O Parlamento deveria ter realizado uma série de avaliações antes de implantar “Pergunte aos Arquivos do EP”, que está hospedado na Amazon AWS e está disponível ao público através do site do Parlamento. Surpreendentemente, o Parlamento não avaliou a ferramenta para uso pelo público em geral.

“Este sistema é projetado para um contexto de negócios para negócios mais do que para negócios para consumidores. Os usuários esperados são jovens pesquisadores, pesquisadores, arquivistas ou historiadores.”

Por que um “sistema projetado para um contexto de negócios para negócios” foi disponibilizado ao público sem uma avaliação mais aprofundada? O público em geral provavelmente tomará as informações no site do Parlamento como autoritativas. Claude falha em perguntas simples.

Além disso, o Parlamento não realizou avaliação de riscos, avaliação de impacto sobre proteção de dados, ou uma avaliação ambiental adequada. Quanto à segurança cibernética, o Parlamento depende da segurança por meio de redação.

Quem está no controle?

Enquanto o Parlamento falhou em avaliar a ferramenta antes da implementação, a Anthropic lista o Parlamento entre seus clientes. No entanto, não houve licitações ou contratos. A Enforce foi informada que “o uso dos serviços do Parlamento para os Arquivos Históricos é feito através da Comissão Europeia agindo como intermediária para serviços de mediação em nuvem… Nesse sentido, não há contrato direto para o uso do Parlamento do Amazon Bedrock e Claude fornecido pela Anthropic.”

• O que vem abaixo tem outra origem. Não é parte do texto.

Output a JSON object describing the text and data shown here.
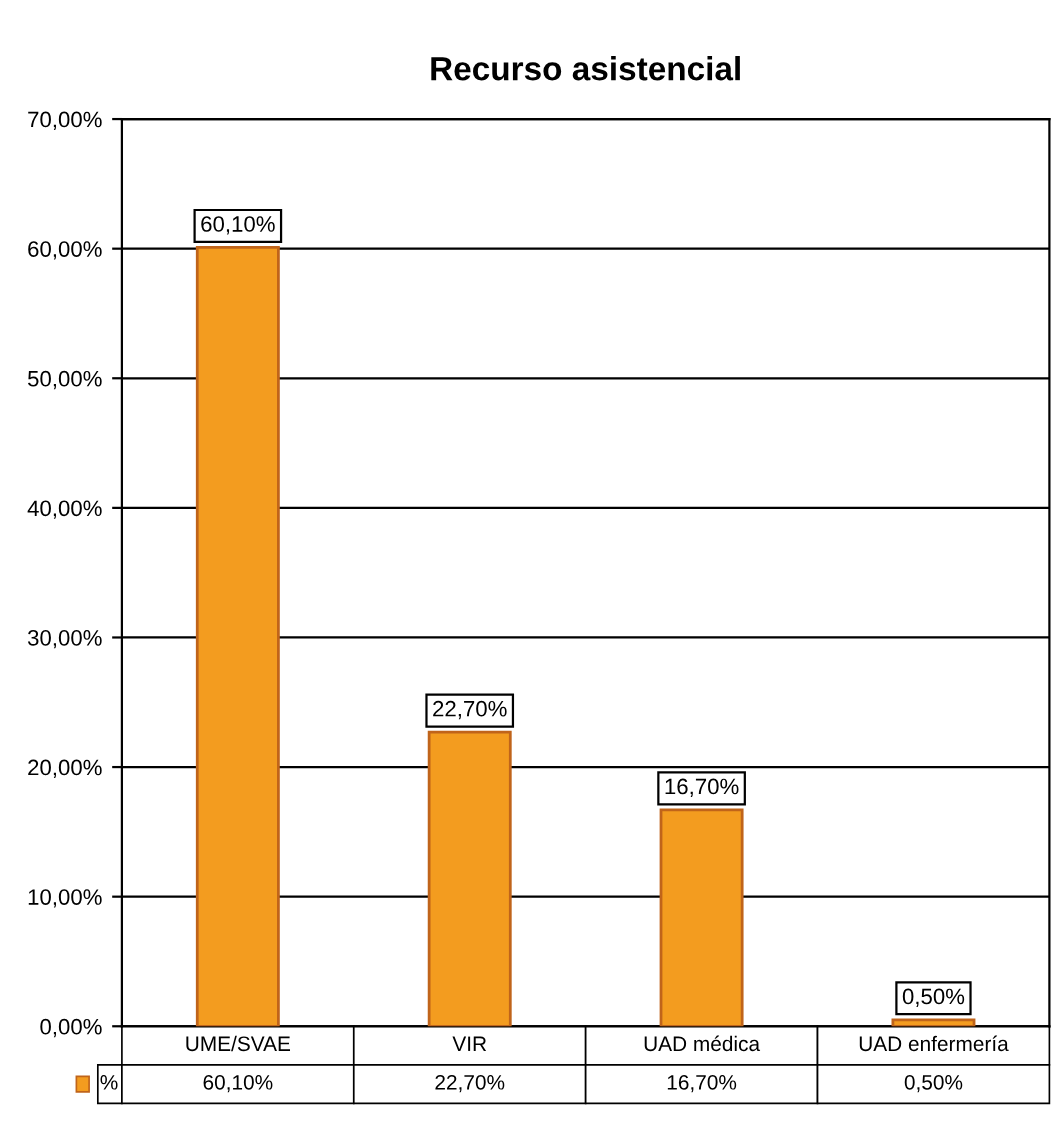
{
  "chart_data": {
    "type": "bar",
    "title": "Recurso asistencial",
    "categories": [
      "UME/SVAE",
      "VIR",
      "UAD médica",
      "UAD enfermería"
    ],
    "series": [
      {
        "name": "%",
        "color": "#f39c1f",
        "values": [
          60.1,
          22.7,
          16.7,
          0.5
        ],
        "value_labels": [
          "60,10%",
          "22,70%",
          "16,70%",
          "0,50%"
        ]
      }
    ],
    "ylim": [
      0,
      70
    ],
    "yticks": [
      {
        "value": 0,
        "label": "0,00%"
      },
      {
        "value": 10,
        "label": "10,00%"
      },
      {
        "value": 20,
        "label": "20,00%"
      },
      {
        "value": 30,
        "label": "30,00%"
      },
      {
        "value": 40,
        "label": "40,00%"
      },
      {
        "value": 50,
        "label": "50,00%"
      },
      {
        "value": 60,
        "label": "60,00%"
      },
      {
        "value": 70,
        "label": "70,00%"
      }
    ],
    "grid": "y"
  }
}
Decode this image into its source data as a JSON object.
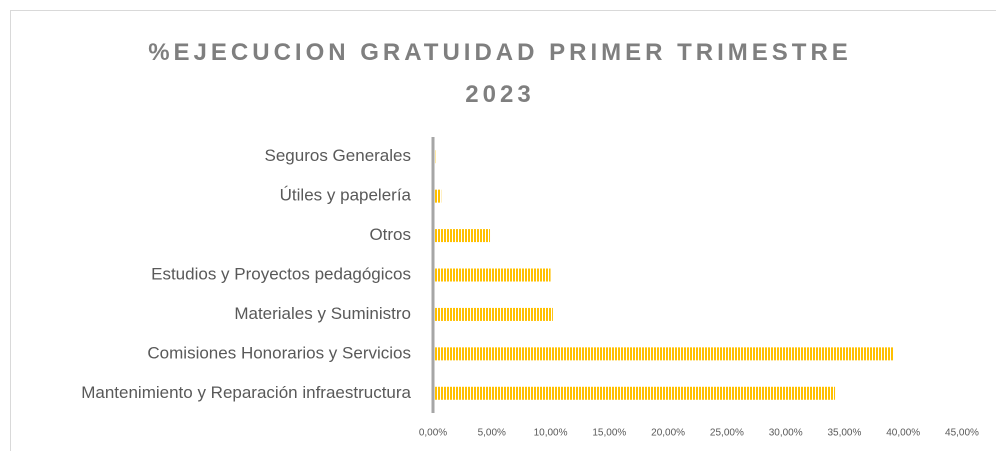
{
  "chart_data": {
    "type": "barh",
    "title": "%EJECUCION GRATUIDAD PRIMER TRIMESTRE 2023",
    "categories": [
      "Seguros Generales",
      "Útiles y papelería",
      "Otros",
      "Estudios y Proyectos pedagógicos",
      "Materiales y Suministro",
      "Comisiones Honorarios y Servicios",
      "Mantenimiento y Reparación infraestructura"
    ],
    "values": [
      0.2,
      0.7,
      4.85,
      10.0,
      10.2,
      39.2,
      34.2
    ],
    "color": "#ffc000",
    "xlim": [
      0,
      45
    ],
    "xticks": [
      {
        "value": 0,
        "label": "0,00%"
      },
      {
        "value": 5,
        "label": "5,00%"
      },
      {
        "value": 10,
        "label": "10,00%"
      },
      {
        "value": 15,
        "label": "15,00%"
      },
      {
        "value": 20,
        "label": "20,00%"
      },
      {
        "value": 25,
        "label": "25,00%"
      },
      {
        "value": 30,
        "label": "30,00%"
      },
      {
        "value": 35,
        "label": "35,00%"
      },
      {
        "value": 40,
        "label": "40,00%"
      },
      {
        "value": 45,
        "label": "45,00%"
      }
    ],
    "grid": false
  }
}
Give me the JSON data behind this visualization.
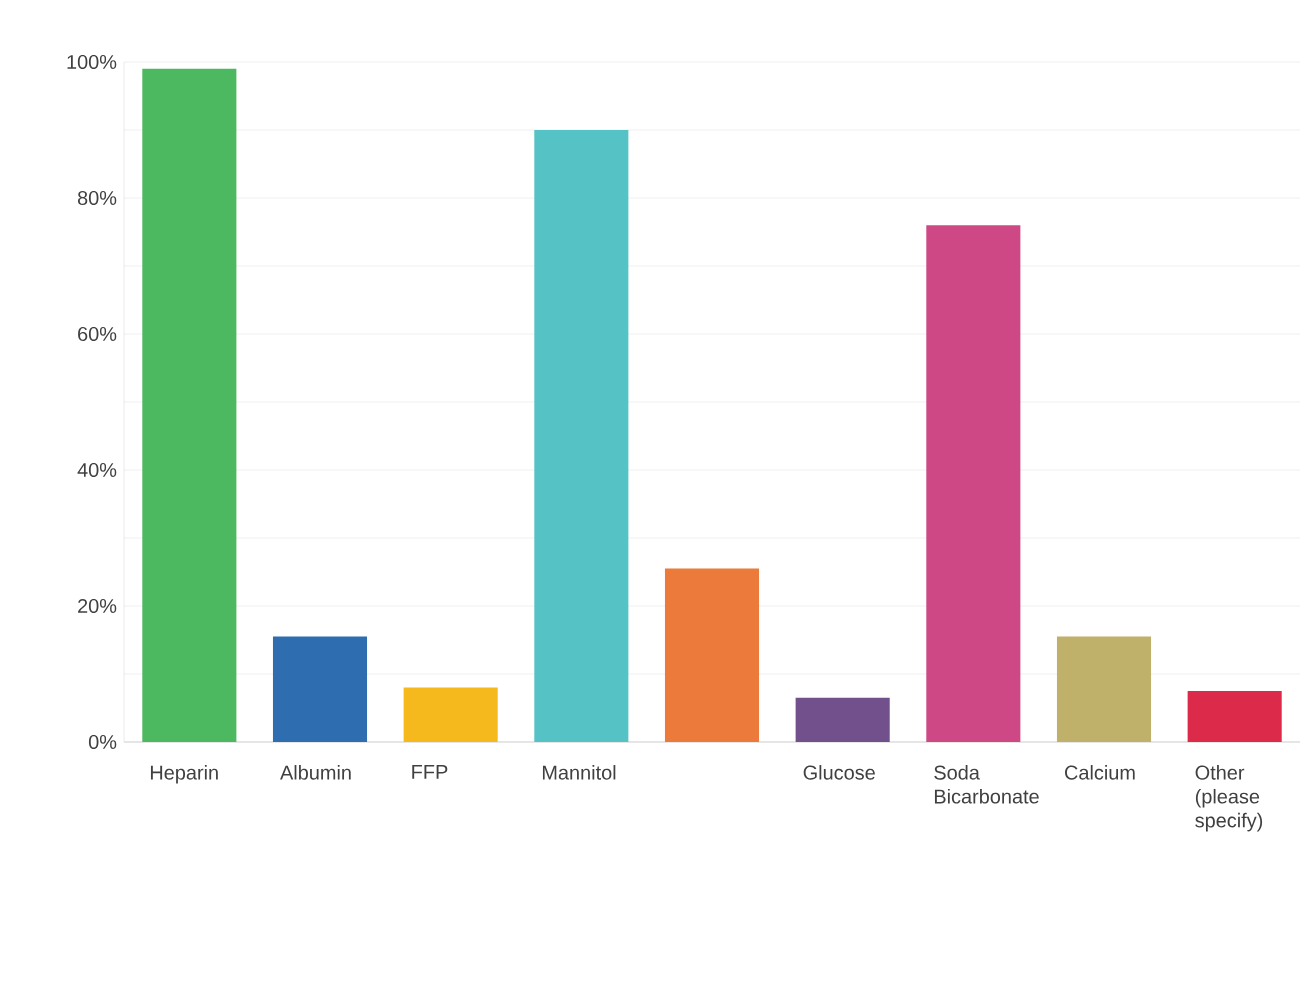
{
  "chart_data": {
    "type": "bar",
    "categories": [
      "Heparin",
      "Albumin",
      "FFP",
      "Mannitol",
      null,
      "Glucose",
      "Soda Bicarbonate",
      "Calcium",
      "Other (please specify)"
    ],
    "values": [
      99,
      15.5,
      8,
      90,
      25.5,
      6.5,
      76,
      15.5,
      7.5
    ],
    "colors": [
      "#4cb860",
      "#2e6eb0",
      "#f5b91e",
      "#55c3c6",
      "#ec7b3b",
      "#72508c",
      "#cf4886",
      "#bfb06a",
      "#dc2a4a"
    ],
    "ylim": [
      0,
      100
    ],
    "yticks": [
      {
        "value": 0,
        "label": "0%"
      },
      {
        "value": 10,
        "label": null
      },
      {
        "value": 20,
        "label": "20%"
      },
      {
        "value": 30,
        "label": null
      },
      {
        "value": 40,
        "label": "40%"
      },
      {
        "value": 50,
        "label": null
      },
      {
        "value": 60,
        "label": "60%"
      },
      {
        "value": 70,
        "label": null
      },
      {
        "value": 80,
        "label": "80%"
      },
      {
        "value": 90,
        "label": null
      },
      {
        "value": 100,
        "label": "100%"
      }
    ],
    "grid": "y"
  }
}
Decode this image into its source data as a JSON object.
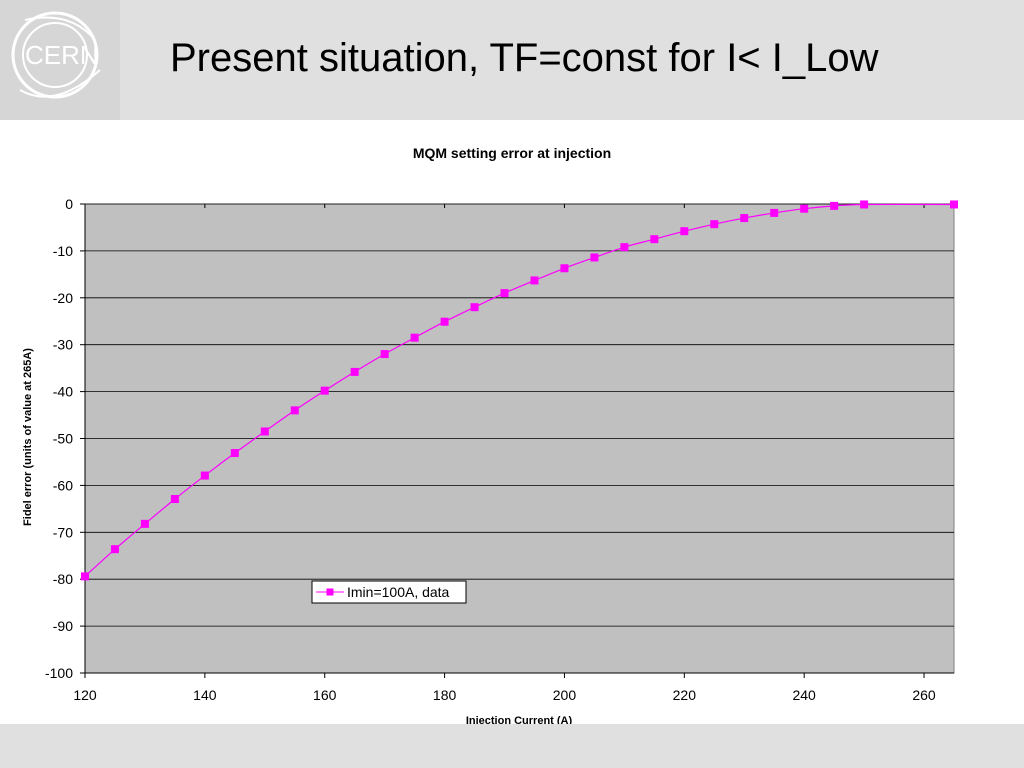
{
  "slide": {
    "title": "Present situation, TF=const for I< I_Low",
    "logo_text": "CERN"
  },
  "colors": {
    "header_bg": "#e0e0e0",
    "plot_bg": "#c0c0c0",
    "series": "#ff00ff"
  },
  "chart_data": {
    "type": "line",
    "title": "MQM setting error at injection",
    "xlabel": "Injection Current (A)",
    "ylabel": "Fidel error (units of value at 265A)",
    "xlim": [
      120,
      265
    ],
    "ylim": [
      -100,
      0
    ],
    "xticks": [
      120,
      140,
      160,
      180,
      200,
      220,
      240,
      260
    ],
    "yticks": [
      0,
      -10,
      -20,
      -30,
      -40,
      -50,
      -60,
      -70,
      -80,
      -90,
      -100
    ],
    "grid": "horizontal",
    "legend_position": "bottom-center",
    "series": [
      {
        "name": "Imin=100A, data",
        "x": [
          120,
          125,
          130,
          135,
          140,
          145,
          150,
          155,
          160,
          165,
          170,
          175,
          180,
          185,
          190,
          195,
          200,
          205,
          210,
          215,
          220,
          225,
          230,
          235,
          240,
          245,
          250,
          265
        ],
        "y": [
          -79.4,
          -73.6,
          -68.2,
          -62.9,
          -57.9,
          -53.1,
          -48.5,
          -44.0,
          -39.8,
          -35.8,
          -32.0,
          -28.5,
          -25.1,
          -22.0,
          -19.0,
          -16.3,
          -13.7,
          -11.4,
          -9.2,
          -7.5,
          -5.8,
          -4.3,
          -3.0,
          -1.9,
          -1.0,
          -0.4,
          -0.1,
          -0.1
        ]
      }
    ]
  }
}
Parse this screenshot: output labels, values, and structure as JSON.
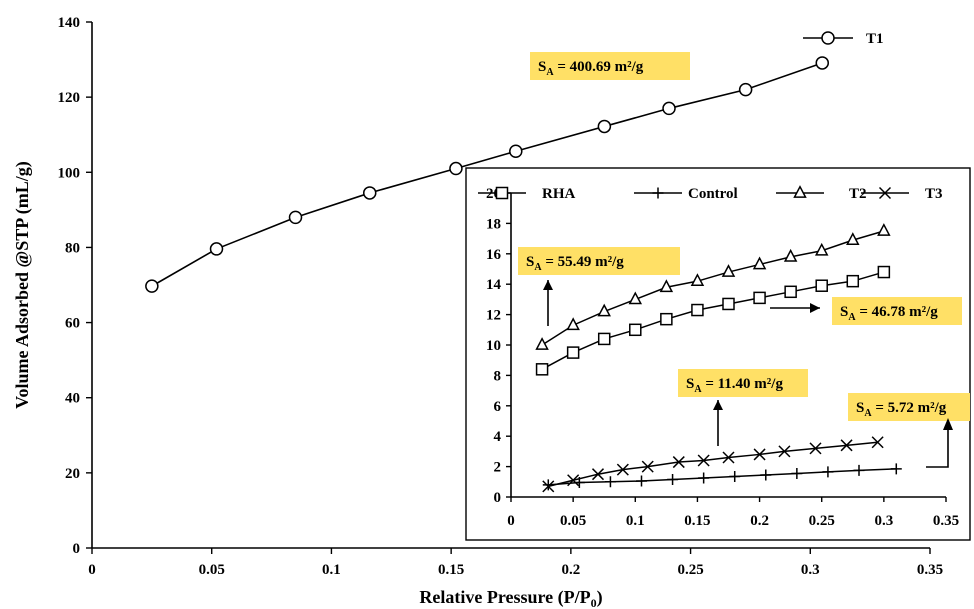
{
  "chart_data": [
    {
      "type": "line",
      "xlabel": "Relative Pressure (P/P",
      "xlabel_sub": "0",
      "xlabel_end": ")",
      "ylabel": "Volume Adsorbed @STP (mL/g)",
      "xlim": [
        0,
        0.35
      ],
      "ylim": [
        0,
        140
      ],
      "x_ticks": [
        0,
        0.05,
        0.1,
        0.15,
        0.2,
        0.25,
        0.3,
        0.35
      ],
      "x_tick_labels": [
        "0",
        "0.05",
        "0.1",
        "0.15",
        "0.2",
        "0.25",
        "0.3",
        "0.35"
      ],
      "y_ticks": [
        0,
        20,
        40,
        60,
        80,
        100,
        120,
        140
      ],
      "y_tick_labels": [
        "0",
        "20",
        "40",
        "60",
        "80",
        "100",
        "120",
        "140"
      ],
      "legend_position": "top-right",
      "series": [
        {
          "name": "T1",
          "marker": "circle",
          "x": [
            0.025,
            0.052,
            0.085,
            0.116,
            0.152,
            0.177,
            0.214,
            0.241,
            0.273,
            0.305
          ],
          "y": [
            69.7,
            79.6,
            88.0,
            94.5,
            101.0,
            105.6,
            112.2,
            117.0,
            122.0,
            129.1
          ]
        }
      ],
      "annotations": [
        {
          "main": "S",
          "sub": "A",
          "text": " = 400.69 m²/g",
          "x": 0.19,
          "y": 130
        }
      ]
    },
    {
      "type": "line",
      "inset": true,
      "xlim": [
        0,
        0.35
      ],
      "ylim": [
        0,
        20
      ],
      "x_ticks": [
        0,
        0.05,
        0.1,
        0.15,
        0.2,
        0.25,
        0.3,
        0.35
      ],
      "x_tick_labels": [
        "0",
        "0.05",
        "0.1",
        "0.15",
        "0.2",
        "0.25",
        "0.3",
        "0.35"
      ],
      "y_ticks": [
        0,
        2,
        4,
        6,
        8,
        10,
        12,
        14,
        16,
        18,
        20
      ],
      "y_tick_labels": [
        "0",
        "2",
        "4",
        "6",
        "8",
        "10",
        "12",
        "14",
        "16",
        "18",
        "20"
      ],
      "legend_position": "top",
      "series": [
        {
          "name": "RHA",
          "marker": "square",
          "x": [
            0.025,
            0.05,
            0.075,
            0.1,
            0.125,
            0.15,
            0.175,
            0.2,
            0.225,
            0.25,
            0.275,
            0.3
          ],
          "y": [
            8.4,
            9.5,
            10.4,
            11.0,
            11.7,
            12.3,
            12.7,
            13.1,
            13.5,
            13.9,
            14.2,
            14.8
          ]
        },
        {
          "name": "Control",
          "marker": "plus",
          "x": [
            0.03,
            0.055,
            0.08,
            0.105,
            0.13,
            0.155,
            0.18,
            0.205,
            0.23,
            0.255,
            0.28,
            0.31
          ],
          "y": [
            0.8,
            0.95,
            1.0,
            1.05,
            1.15,
            1.25,
            1.35,
            1.45,
            1.55,
            1.65,
            1.75,
            1.85
          ]
        },
        {
          "name": "T2",
          "marker": "triangle",
          "x": [
            0.025,
            0.05,
            0.075,
            0.1,
            0.125,
            0.15,
            0.175,
            0.2,
            0.225,
            0.25,
            0.275,
            0.3
          ],
          "y": [
            10.0,
            11.3,
            12.2,
            13.0,
            13.8,
            14.2,
            14.8,
            15.3,
            15.8,
            16.2,
            16.9,
            17.5
          ]
        },
        {
          "name": "T3",
          "marker": "x",
          "x": [
            0.03,
            0.05,
            0.07,
            0.09,
            0.11,
            0.135,
            0.155,
            0.175,
            0.2,
            0.22,
            0.245,
            0.27,
            0.295
          ],
          "y": [
            0.7,
            1.1,
            1.5,
            1.8,
            2.0,
            2.3,
            2.4,
            2.6,
            2.8,
            3.0,
            3.2,
            3.4,
            3.6
          ]
        }
      ],
      "annotations": [
        {
          "main": "S",
          "sub": "A",
          "text": " = 55.49 m²/g",
          "x": 0.057,
          "y": 15.5
        },
        {
          "main": "S",
          "sub": "A",
          "text": " = 46.78 m²/g",
          "x": 0.33,
          "y": 10.9
        },
        {
          "main": "S",
          "sub": "A",
          "text": " = 11.40 m²/g",
          "x": 0.215,
          "y": 5.6
        },
        {
          "main": "S",
          "sub": "A",
          "text": " = 5.72 m²/g",
          "x": 0.33,
          "y": 4.3
        }
      ]
    }
  ]
}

A Comissão Europeia possui um contrato com a Amazon AWS. O Parlamento depende do contrato da Comissão. Mas nem a Comissão nem o Parlamento têm um contrato com a Anthropic para IA generativa.

A chefe da Unidade de Arquivo do Parlamento afirmou em um vídeo promocional da Anthropic: “Se usarmos IA generativa, precisamos estar permanentemente sob controle da solução que construímos.” O Parlamento utiliza a infraestrutura da Amazon, o mercado da Amazon e os modelos de IA financiados pela Amazon da Anthropic.

O Parlamento não está no controle. A Amazon está.

FIM

Documentos recebidos do Parlamento Europeu por meio de solicitação de acesso a documentos:

  • Lista de Avaliação de IA Confiável – Archibot 3.0
  • Avaliações do Parlamento sobre LLMs:
    • Claude da Anthropic
    • Comparação entre Sonnet 3.0 e 3.5
    • Titan da Amazon

Notas:

  • 1: A Anthropic se refere à sua abordagem constitucional.
  • 2: O EDPB afirma que “o mero fato de que dados pessoais estão acessíveis publicamente e disponíveis para scraping da web não implica que ‘o sujeito dos dados tenha manifestamente tornado esses dados públicos’.”
  • 3: O Parlamento também afirmou ter utilizado “ChaGPT 3.5”, mas não forneceu documentos quando solicitamos perguntas e respostas de teste.
  • 4: As respostas do Titan também não foram melhores. Veja a comparação entre Sonnet 3.0 e 3.5 testadas pelo Parlamento.
  • 5: A avaliação ambiental é limitada à crença do Parlamento na Amazon AWS usando 90% de energia renovável.